The growing importance of DAFs in philanthropy became only too clear when Fidelity Charitable, the largest sponsor of these funds, released its latest giving report. Inside Philanthropy recently wrote about some key takeaways from Fidelity’s numbers. Interestingly, the report—which represents a much larger cross-section of DAFs—presents a picture of only moderate changes to DAF giving during a year of overlapping crises. Inside Philanthropy’s Philip Rojc wrote:
“Overall giving from Fidelity DAFs actually increased a lot more in 2019 than in 2020—39% versus 24%. And even though the average grant size did rise in 2020 from $4,358 to $4,614, that’s an increase of only 6%. The average number of grants per giving account also rose, albeit modestly, from 10.8 in 2019 to 12.8 in 2020.
“The report acknowledges that the overall picture didn’t change that much, framing that fact as a positive: ‘Rather than redistributing dollars to human services charities from other nonprofits, donors simply increased their overall support so they could address pandemic-related needs. Education is the only sector that experienced a slight decrease in total grant dollars from the previous year.’”
Of course, the debate about DAFs in philanthropy and policy circles continues to swirl as this funding mechanism commands an increasing portion of philanthropic dollars. DAF critics have been calling for reforms to DAF regulations on issues like payout requirements—perhaps requiring payout of DAF assets within 10 or 15 years—and for greater transparency regarding grantees.
As critics often point out, DAFs currently don’t have minimum annual payout requirements. Assets in the funds may be warehoused for years before being used for charitable purposes, even as the people who contributed the money enjoy immediate and significant tax savings. Critics have also been calling attention to potential problems with arguments that the vehicles are “democratizing” philanthropy by streamlining giving for a more modest sort of donor.
Nevertheless, it remains the case that DAF donors at community foundations upped their grantmaking quite significantly last year in terms of total dollars. That is no big surprise: 2020 was a year in extremis, one in which you’d expect philanthropic individuals and organizations to step up to help more vulnerable members of their communities—as, admirably, they did.

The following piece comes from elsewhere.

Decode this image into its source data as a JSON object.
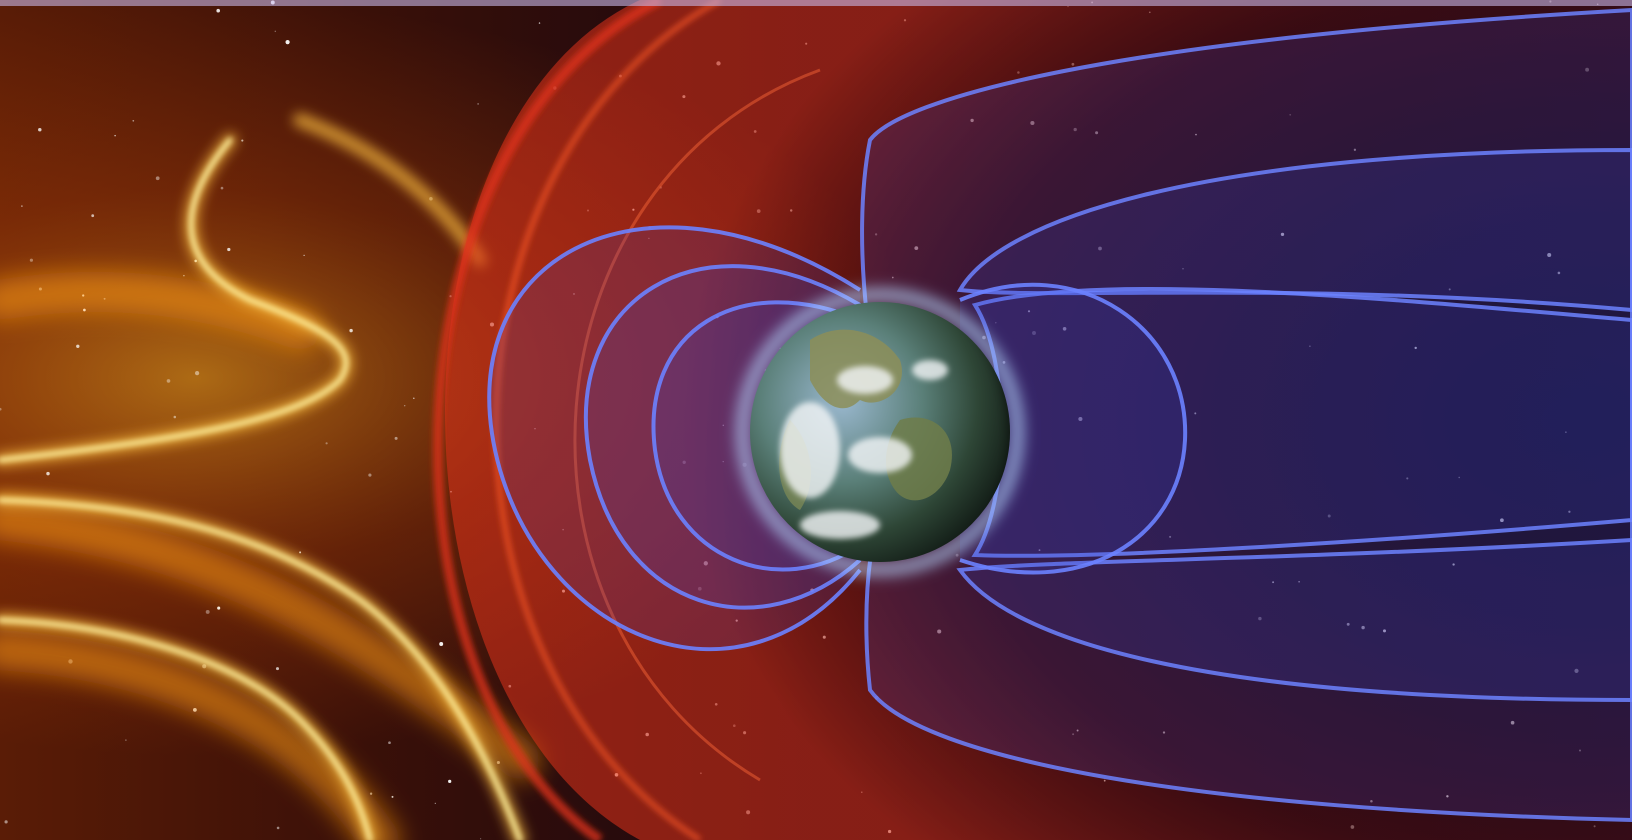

CFPAI points out that its survey only included responses from its own 84 members. With nearly 800 community foundations in the U.S., the total granted through DAFs at community foundations is presumably much larger than the $6.7 billion from among those who responded to the survey.
“DAFs are an important tool for many community foundations,” said Hammond, as well as for individuals seeking to enter philanthropy for the first time, or to increase their charitable giving. “The funds make it easier and faster for people to give, especially to smaller charities.”
Hammond says the basic structure of DAFs allows individual givers and funders to commit assets to philanthropy when it makes the most sense financially, while retaining the flexibility to address emergent needs. “If there are actual abuses,” said Hammond, “let’s find them and close them.”